The 'Hold' rating suggests that eClerx Services Ltd currently offers a balanced risk-reward profile. Investors holding the stock may consider maintaining their positions to benefit from the company’s solid fundamentals and positive financial trends. However, the fair valuation and mildly bearish technical signals imply limited immediate upside, advising caution against initiating new positions at current levels. This rating encourages investors to monitor the stock closely for any changes in growth momentum or valuation that could warrant a reassessment.
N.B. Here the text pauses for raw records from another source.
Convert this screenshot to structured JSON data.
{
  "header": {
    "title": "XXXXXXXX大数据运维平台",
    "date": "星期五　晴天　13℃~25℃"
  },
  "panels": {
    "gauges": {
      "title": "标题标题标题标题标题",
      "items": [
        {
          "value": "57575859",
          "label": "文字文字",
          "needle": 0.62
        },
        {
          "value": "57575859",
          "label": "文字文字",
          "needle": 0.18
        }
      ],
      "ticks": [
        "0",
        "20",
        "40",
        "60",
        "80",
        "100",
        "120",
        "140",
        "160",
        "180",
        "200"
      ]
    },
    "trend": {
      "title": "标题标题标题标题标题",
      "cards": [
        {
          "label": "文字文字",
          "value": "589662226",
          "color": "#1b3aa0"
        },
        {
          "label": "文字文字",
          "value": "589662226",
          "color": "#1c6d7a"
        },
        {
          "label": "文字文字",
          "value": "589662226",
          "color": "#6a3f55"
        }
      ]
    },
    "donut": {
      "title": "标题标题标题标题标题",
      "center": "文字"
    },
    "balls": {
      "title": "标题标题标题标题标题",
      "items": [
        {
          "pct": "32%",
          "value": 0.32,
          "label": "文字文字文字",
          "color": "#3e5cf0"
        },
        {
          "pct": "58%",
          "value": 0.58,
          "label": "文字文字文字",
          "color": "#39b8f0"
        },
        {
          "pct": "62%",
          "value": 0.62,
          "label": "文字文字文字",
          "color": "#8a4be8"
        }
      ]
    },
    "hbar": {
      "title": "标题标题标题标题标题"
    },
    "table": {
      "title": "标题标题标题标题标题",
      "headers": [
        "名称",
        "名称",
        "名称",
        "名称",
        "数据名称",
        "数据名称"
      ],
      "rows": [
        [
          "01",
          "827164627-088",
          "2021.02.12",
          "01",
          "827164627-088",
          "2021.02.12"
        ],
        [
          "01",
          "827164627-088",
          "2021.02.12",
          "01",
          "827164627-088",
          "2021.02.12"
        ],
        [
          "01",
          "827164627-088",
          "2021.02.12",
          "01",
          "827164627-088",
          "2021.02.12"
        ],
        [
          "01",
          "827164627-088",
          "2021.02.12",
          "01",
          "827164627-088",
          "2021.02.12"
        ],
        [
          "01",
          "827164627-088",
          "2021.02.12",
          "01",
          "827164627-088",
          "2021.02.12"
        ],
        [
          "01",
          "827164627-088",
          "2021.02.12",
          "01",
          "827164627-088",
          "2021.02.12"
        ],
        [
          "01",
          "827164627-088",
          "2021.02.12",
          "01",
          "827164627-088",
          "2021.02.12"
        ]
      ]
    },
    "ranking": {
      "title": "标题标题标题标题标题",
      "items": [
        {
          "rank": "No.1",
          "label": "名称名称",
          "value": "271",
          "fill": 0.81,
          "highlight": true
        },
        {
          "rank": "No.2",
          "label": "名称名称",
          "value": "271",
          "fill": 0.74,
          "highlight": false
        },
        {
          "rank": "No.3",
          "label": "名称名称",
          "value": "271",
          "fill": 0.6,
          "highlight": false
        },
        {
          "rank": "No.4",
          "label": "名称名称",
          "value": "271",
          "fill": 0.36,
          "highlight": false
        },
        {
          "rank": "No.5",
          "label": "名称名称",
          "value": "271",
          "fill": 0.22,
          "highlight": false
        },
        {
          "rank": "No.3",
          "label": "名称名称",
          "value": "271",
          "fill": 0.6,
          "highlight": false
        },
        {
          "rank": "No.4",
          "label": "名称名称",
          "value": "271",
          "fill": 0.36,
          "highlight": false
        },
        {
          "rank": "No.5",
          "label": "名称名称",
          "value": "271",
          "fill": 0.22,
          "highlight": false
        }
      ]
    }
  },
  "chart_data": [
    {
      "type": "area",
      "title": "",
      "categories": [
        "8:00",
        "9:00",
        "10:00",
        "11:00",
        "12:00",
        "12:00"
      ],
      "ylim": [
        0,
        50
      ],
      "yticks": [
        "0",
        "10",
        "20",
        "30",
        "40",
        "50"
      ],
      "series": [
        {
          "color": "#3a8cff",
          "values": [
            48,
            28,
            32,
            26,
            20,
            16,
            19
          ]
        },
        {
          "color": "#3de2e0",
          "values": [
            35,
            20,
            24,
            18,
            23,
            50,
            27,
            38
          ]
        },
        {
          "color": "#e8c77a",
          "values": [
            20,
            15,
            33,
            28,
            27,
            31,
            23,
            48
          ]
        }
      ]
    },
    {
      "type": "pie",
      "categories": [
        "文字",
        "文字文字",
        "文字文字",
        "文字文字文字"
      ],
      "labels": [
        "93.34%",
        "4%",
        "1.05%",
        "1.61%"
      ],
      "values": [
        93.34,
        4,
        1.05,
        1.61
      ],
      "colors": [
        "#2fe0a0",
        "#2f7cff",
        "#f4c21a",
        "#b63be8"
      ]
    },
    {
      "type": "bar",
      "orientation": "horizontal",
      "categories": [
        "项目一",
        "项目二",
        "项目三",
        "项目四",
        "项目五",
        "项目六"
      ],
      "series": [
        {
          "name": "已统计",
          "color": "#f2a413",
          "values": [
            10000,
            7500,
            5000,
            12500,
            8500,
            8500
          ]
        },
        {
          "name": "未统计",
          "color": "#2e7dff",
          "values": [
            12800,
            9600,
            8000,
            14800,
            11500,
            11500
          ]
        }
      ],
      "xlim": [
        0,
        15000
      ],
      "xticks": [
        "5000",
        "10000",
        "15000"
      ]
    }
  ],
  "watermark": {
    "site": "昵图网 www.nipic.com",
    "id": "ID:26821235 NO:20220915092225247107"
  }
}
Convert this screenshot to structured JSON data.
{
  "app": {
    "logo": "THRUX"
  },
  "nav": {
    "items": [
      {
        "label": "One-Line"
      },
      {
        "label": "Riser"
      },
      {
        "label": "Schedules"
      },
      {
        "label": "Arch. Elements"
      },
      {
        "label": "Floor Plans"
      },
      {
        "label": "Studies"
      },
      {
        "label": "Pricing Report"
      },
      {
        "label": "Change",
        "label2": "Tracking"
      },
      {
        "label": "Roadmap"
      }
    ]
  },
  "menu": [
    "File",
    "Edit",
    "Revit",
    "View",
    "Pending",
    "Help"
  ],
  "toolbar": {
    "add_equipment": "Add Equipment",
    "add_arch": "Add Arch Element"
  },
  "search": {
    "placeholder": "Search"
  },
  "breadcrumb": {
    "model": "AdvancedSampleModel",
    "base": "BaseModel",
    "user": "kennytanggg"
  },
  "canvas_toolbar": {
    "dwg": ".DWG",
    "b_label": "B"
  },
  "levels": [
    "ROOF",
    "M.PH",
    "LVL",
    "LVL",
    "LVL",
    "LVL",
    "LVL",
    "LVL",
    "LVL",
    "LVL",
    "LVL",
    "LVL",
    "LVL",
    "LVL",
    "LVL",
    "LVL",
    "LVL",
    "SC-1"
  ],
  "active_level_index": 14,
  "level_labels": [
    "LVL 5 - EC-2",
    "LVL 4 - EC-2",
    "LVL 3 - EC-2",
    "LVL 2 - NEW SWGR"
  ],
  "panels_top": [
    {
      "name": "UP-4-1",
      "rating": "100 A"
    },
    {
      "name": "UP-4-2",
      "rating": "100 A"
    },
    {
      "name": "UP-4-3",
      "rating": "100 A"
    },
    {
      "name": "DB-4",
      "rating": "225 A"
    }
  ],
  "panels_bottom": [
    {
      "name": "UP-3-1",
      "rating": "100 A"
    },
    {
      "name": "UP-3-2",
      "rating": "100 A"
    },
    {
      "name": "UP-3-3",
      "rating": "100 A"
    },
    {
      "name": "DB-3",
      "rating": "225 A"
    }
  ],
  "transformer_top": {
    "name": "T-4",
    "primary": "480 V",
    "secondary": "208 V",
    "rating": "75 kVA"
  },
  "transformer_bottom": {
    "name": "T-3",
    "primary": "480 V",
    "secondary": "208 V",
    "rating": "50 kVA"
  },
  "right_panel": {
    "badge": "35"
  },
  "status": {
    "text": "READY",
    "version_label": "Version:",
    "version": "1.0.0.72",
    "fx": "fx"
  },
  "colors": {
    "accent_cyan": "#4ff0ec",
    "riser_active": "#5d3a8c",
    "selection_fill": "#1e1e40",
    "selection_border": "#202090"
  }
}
Summary of Key Metrics as of 21 May 2026

To summarise, the latest data shows:

  • Return on Equity (ROE): 25.80%
  • Net Debt: Zero (Net-Debt Free)
  • Operating Profit Growth (5-year CAGR): 19.04%
  • Profit After Tax (Latest 6 months): ₹381.34 crores, growing at 31.85%
  • Return on Capital Employed (ROCE) (Half Year): 33.17%
  • Net Sales (Latest Quarter): ₹1,107.29 crores
  • Price to Book Value: 5.7 (Fair valuation)
  • PEG Ratio: 0.6
  • Institutional Holdings: 35.79%
  • Market Capitalisation: ₹14,484 crores
  • Sector Contribution: 33.97% of Commercial Services & Supplies sector

These figures collectively underpin the current 'Hold' rating, reflecting a company with strong operational metrics but facing valuation and technical challenges that temper enthusiasm for immediate buying.

Looking Ahead

Investors should continue to track eClerx Services Ltd’s quarterly results and sector developments closely. Any sustained improvement in growth rates or a more favourable technical setup could prompt a reassessment of the stock’s rating. Meanwhile, the company’s solid fundamentals and market position provide a degree of resilience amid broader market volatility.